Sanitation in an Emergency
If the water is off but the sewer lines are unaffected, toilets can be flushed with stored water If sewer lines are broken but the toilets in your home are usable, the bowl can be lined with plastic bags. If it is unusable, substitute a plastic bag in a bucket.
Four types of disinfectant may be used:
- If water is available, it is best to use a solution of one part liquid chlorine bleach to ten parts water [Don't use dry bleach, which is caustic and not safe for this type of use].
- HTH, or calcium hypochlorite, is available at swimming pool supply stores.
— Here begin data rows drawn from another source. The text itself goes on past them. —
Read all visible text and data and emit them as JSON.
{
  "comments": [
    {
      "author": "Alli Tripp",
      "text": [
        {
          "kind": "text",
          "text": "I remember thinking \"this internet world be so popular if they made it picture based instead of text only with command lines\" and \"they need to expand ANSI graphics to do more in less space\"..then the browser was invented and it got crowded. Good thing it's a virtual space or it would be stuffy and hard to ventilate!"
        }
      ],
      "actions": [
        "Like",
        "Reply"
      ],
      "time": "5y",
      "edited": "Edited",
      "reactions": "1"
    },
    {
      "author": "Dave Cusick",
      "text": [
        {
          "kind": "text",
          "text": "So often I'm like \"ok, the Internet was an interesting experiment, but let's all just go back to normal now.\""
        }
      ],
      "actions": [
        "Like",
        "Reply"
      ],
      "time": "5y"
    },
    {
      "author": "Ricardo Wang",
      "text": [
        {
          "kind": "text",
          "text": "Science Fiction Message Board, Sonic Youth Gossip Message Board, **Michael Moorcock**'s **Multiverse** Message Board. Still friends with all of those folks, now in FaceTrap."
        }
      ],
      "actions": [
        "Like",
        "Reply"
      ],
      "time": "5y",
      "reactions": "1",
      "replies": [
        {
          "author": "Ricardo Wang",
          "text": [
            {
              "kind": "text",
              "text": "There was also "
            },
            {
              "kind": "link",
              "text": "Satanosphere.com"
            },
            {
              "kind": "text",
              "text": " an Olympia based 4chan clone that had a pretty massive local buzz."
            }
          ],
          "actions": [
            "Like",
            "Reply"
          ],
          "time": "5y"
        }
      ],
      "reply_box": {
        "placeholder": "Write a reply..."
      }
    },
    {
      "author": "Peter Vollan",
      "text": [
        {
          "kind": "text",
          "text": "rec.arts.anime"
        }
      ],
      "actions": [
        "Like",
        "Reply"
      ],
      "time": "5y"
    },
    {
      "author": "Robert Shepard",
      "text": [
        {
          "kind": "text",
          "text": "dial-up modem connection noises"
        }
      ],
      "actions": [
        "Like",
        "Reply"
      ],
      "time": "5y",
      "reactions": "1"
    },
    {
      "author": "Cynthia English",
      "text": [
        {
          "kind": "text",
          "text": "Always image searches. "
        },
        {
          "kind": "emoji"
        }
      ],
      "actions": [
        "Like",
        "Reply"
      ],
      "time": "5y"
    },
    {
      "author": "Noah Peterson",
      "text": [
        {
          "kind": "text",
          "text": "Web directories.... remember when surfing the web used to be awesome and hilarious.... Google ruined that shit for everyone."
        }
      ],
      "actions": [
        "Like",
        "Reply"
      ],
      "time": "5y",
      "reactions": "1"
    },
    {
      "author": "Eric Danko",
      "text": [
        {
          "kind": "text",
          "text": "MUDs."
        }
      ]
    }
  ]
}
HTH is intended to be used in solution. It can be mixed and then stored.
- Portable toilet chemicals, both liquid and dry, are available at recreational vehicle supply stores. These chemicals are for use with toilets that are not connected to sewer lines. Use as directed.
- Powdered, chlorinated lime is available at building supply stores It can be used dry. Be sure to get chlorinated lime and not quick lime, which is highly alkaline and corrosive.
CAUTION: Chlorinated products that are intended to be mixed with water for use can be dangerous if used dry.
Emergency Supplies Recommended:
- Several five-gallon plastic polyethylene buckets with tight-fitting lids or five-gallon metal containers with tight-fitting lids should be stored as makeshift toilets. A seat can can be fashioned from a hole cut in the seat of an old chair, or a toilet seat can be purchased for use with your temporary toilet. Porta-potties can be obtained from emergency supply distributors for around $20
- One or more large metal covered garbage cans should be available to contain waste.
- A supply of plastic liners [5-6 gallon size] should be stored.
- Disinfectant spray.
- Deodorizer tablets and air fresheners.